When an Arkansas State student set up a table in front of the student union, which was outside of the free expression area, to gather signatures in an attempt to start a campus chapter of Turning Point USA, the school demanded that she stop and the police were called. Another person working with the student was issued a criminal trespass warning.

Kentucky, Arizona, Missouri and Virginia have all passed legislation banning free expression areas in colleges. But one in 10 colleges nationwide still maintain free expression area policies.

Another major issue is the “heckler’s veto,” in which a group attempts to suppress a public speaking event because of negative reactions. Pitt students may recognize the heckler’s veto after the University drew criticism for charging the Young America’s Foundation and College Republicans a $5,546.52 security fee two days before conservative speaker Ben Shapiro was set to appear at Pitt. The Alliance Defending Freedom, the law firm that represented YAF, issued an open letter accusing Pitt of attempting to stifle free speech, as the University refused to host Shapiro if the fee was not payed.
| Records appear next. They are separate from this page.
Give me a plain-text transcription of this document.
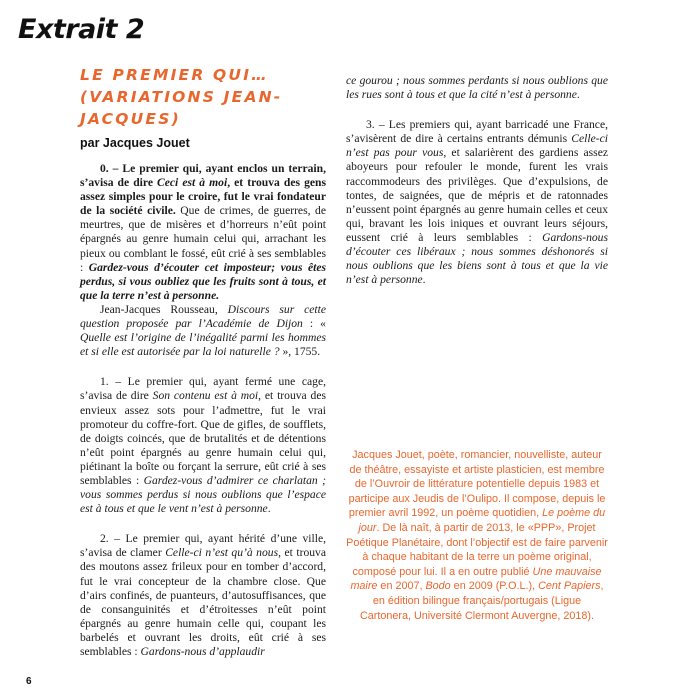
Extrait 2
LE PREMIER QUI…
(VARIATIONS JEAN-JACQUES)
par Jacques Jouet

0. – Le premier qui, ayant enclos un terrain, s’avisa de dire Ceci est à moi, et trouva des gens assez simples pour le croire, fut le vrai fondateur de la société civile. Que de crimes, de guerres, de meurtres, que de misères et d’horreurs n’eût point épargnés au genre humain celui qui, arrachant les pieux ou comblant le fossé, eût crié à ses semblables : Gardez-vous d’écouter cet imposteur; vous êtes perdus, si vous oubliez que les fruits sont à tous, et que la terre n’est à personne.

Jean-Jacques Rousseau, Discours sur cette question proposée par l’Académie de Dijon : « Quelle est l’origine de l’inégalité parmi les hommes et si elle est autorisée par la loi naturelle ? », 1755.

1. – Le premier qui, ayant fermé une cage, s’avisa de dire Son contenu est à moi, et trouva des envieux assez sots pour l’admettre, fut le vrai promoteur du coffre-fort. Que de gifles, de soufflets, de doigts coincés, que de brutalités et de détentions n’eût point épargnés au genre humain celui qui, piétinant la boîte ou forçant la serrure, eût crié à ses semblables : Gardez-vous d’admirer ce charlatan ; vous sommes perdus si nous oublions que l’espace est à tous et que le vent n’est à personne.

2. – Le premier qui, ayant hérité d’une ville, s’avisa de clamer Celle-ci n’est qu’à nous, et trouva des moutons assez frileux pour en tomber d’accord, fut le vrai concepteur de la chambre close. Que d’airs confinés, de puanteurs, d’autosuffisances, que de consanguinités et d’étroitesses n’eût point épargnés au genre humain celle qui, coupant les barbelés et ouvrant les droits, eût crié à ses semblables : Gardons-nous d’applaudir

ce gourou ; nous sommes perdants si nous oublions que les rues sont à tous et que la cité n’est à personne.

3. – Les premiers qui, ayant barricadé une France, s’avisèrent de dire à certains entrants démunis Celle-ci n’est pas pour vous, et salarièrent des gardiens assez aboyeurs pour refouler le monde, furent les vrais raccommodeurs des privilèges. Que d’expulsions, de tontes, de saignées, que de mépris et de ratonnades n’eussent point épargnés au genre humain celles et ceux qui, bravant les lois iniques et ouvrant leurs séjours, eussent crié à leurs semblables : Gardons-nous d’écouter ces libéraux ; nous sommes déshonorés si nous oublions que les biens sont à tous et que la vie n’est à personne.

Jacques Jouet, poète, romancier, nouvelliste, auteur de théâtre, essayiste et artiste plasticien, est membre de l’Ouvroir de littérature potentielle depuis 1983 et participe aux Jeudis de l’Oulipo. Il compose, depuis le premier avril 1992, un poème quotidien, Le poème du jour. De là naît, à partir de 2013, le «PPP», Projet Poétique Planétaire, dont l’objectif est de faire parvenir à chaque habitant de la terre un poème original, composé pour lui. Il a en outre publié Une mauvaise maire en 2007, Bodo en 2009 (P.O.L.), Cent Papiers, en édition bilingue français/portugais (Ligue Cartonera, Université Clermont Auvergne, 2018).
6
Pitt later rescinded the fee.

“Speech isn’t free if the speaker can be forced to pay money simply because somebody may object,” ADF senior council Jonathan Larcomb said in an ADF press release. “The Supreme Court has specifically stated that security fees, such as the ones Pitt has assessed, aren’t constitutionally permissible.”
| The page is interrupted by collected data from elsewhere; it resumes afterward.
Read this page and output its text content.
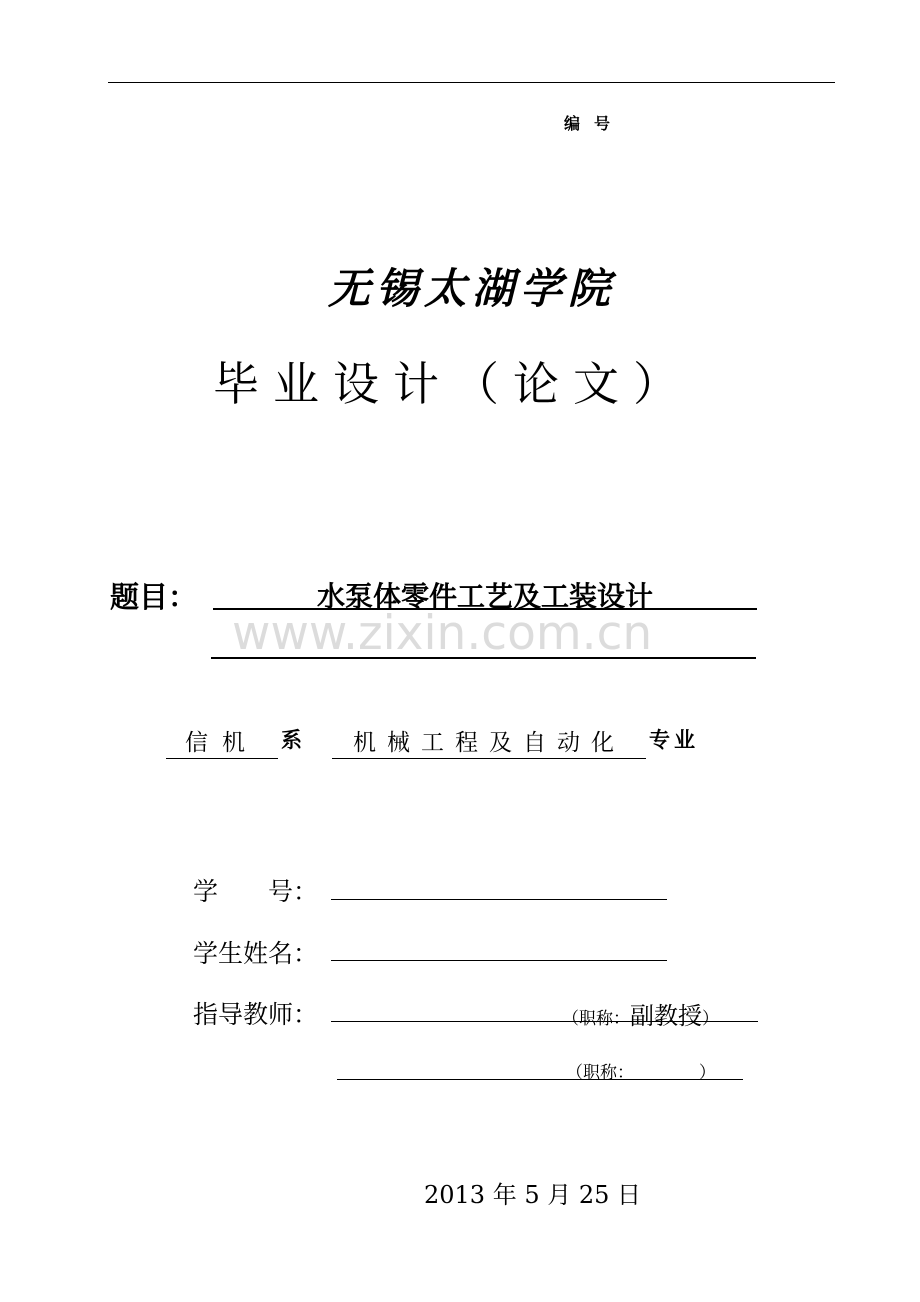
编号
无锡太湖学院
毕业设计（论文）
题目：	水泵体零件工艺及工装设计
www.zixin.com.cn
信机	系	机械工程及自动化	专业
学　　号：
学生姓名：
指导教师：	（职称：副教授）
（职称：　　　　 ）
2013 年 5 月 25 日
The Supreme Court ruling ADF is referencing is Forsyth County v. Nationalist Movement. This ruling states that varying fees cannot be charged based on the content of the speech and the reaction it could illicit.
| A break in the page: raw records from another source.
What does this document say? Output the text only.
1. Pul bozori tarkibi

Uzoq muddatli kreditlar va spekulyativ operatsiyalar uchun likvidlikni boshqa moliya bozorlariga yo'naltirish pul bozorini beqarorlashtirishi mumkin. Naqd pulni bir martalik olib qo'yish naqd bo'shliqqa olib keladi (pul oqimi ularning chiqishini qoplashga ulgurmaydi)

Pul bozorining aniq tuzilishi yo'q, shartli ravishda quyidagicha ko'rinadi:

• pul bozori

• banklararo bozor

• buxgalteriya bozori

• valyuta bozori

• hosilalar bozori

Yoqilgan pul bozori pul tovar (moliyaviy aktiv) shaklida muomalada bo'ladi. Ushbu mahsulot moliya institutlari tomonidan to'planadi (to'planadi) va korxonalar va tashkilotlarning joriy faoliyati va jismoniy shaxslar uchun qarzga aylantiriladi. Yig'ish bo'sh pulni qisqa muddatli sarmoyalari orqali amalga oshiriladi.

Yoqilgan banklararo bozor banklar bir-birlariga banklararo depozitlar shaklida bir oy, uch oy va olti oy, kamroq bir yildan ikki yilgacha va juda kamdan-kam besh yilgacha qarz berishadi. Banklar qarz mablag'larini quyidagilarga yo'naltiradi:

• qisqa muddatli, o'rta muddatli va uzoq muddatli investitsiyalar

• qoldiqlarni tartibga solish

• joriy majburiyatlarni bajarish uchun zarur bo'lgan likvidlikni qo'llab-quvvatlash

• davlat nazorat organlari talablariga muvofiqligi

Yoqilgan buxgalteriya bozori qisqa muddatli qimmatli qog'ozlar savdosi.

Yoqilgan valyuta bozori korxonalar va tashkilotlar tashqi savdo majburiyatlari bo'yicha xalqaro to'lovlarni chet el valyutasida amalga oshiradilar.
“Listeners’ reaction to speech is not a content-neutral basis for regulation,” the ruling reads. “Speech cannot be financially burdened, any more than it can be punished or banned, simply because it might offend a hostile mob.”

ADF also suggested that the security fee was specifically designed to prevent Shapiro from speaking. Pitt implemented the fee two days before the event, and ADF claims the school was also in breach of its contract with YAF.

“The contract stat[es] that the ‘University will provide all house personnel necessary for the Event,” the letter reads. “This includes all ushers, ticket takers and security personnel deemed necessary by the University.”

These policies are fueled by a desire of students to foster an inclusive environment. A study by Gallup and the Knight Foundation found that a majority of students believe promoting an inclusive society that is welcoming to diverse groups is more important than freedom of speech. The willingness to prioritize diversity quickly leads to sacrificing free speech to uphold those values.

This is shown in the study, as 64 percent of students believe that the First Amendment shouldn’t protect hate speech, 30 percent believe campuses should prohibit some politically oriented speech and 10 percent believe it is acceptable to use violence to prevent someone from speaking.

Restricting free speech isn’t an uncommon problem. A report by the Foundation for Economic Education found that nine in 10 colleges restrict free speech in some way, usually in an attempt to limit harassment. Vague language in university rules can instead lead to limiting speech that people do not agree with, instead of speech that is not protected under the First Amendment, such as fighting words, which are words that incite or cause violence.

“[F]ar too many colleges across the country fail to live up to their free speech obligations in policy and in practice,” the report reads. “Often, this occurs through the implementation of speech codes: university policies that restrict expression that is protected under First Amendment standards.”

In the report, Pitt received a yellow light rating. The report views a yellow light institution as one “whose policies restrict a more limited amount of protected expression or, by virtue of their vague wording, could too easily be used to restrict protected expression.”

With a large number of students believing that free speech should be restricted in some ways, Trump has a responsibility to uphold the First Amendment by not supporting colleges that restrict free speech, but by signing an ineffective executive order, he is falling short of his responsibility.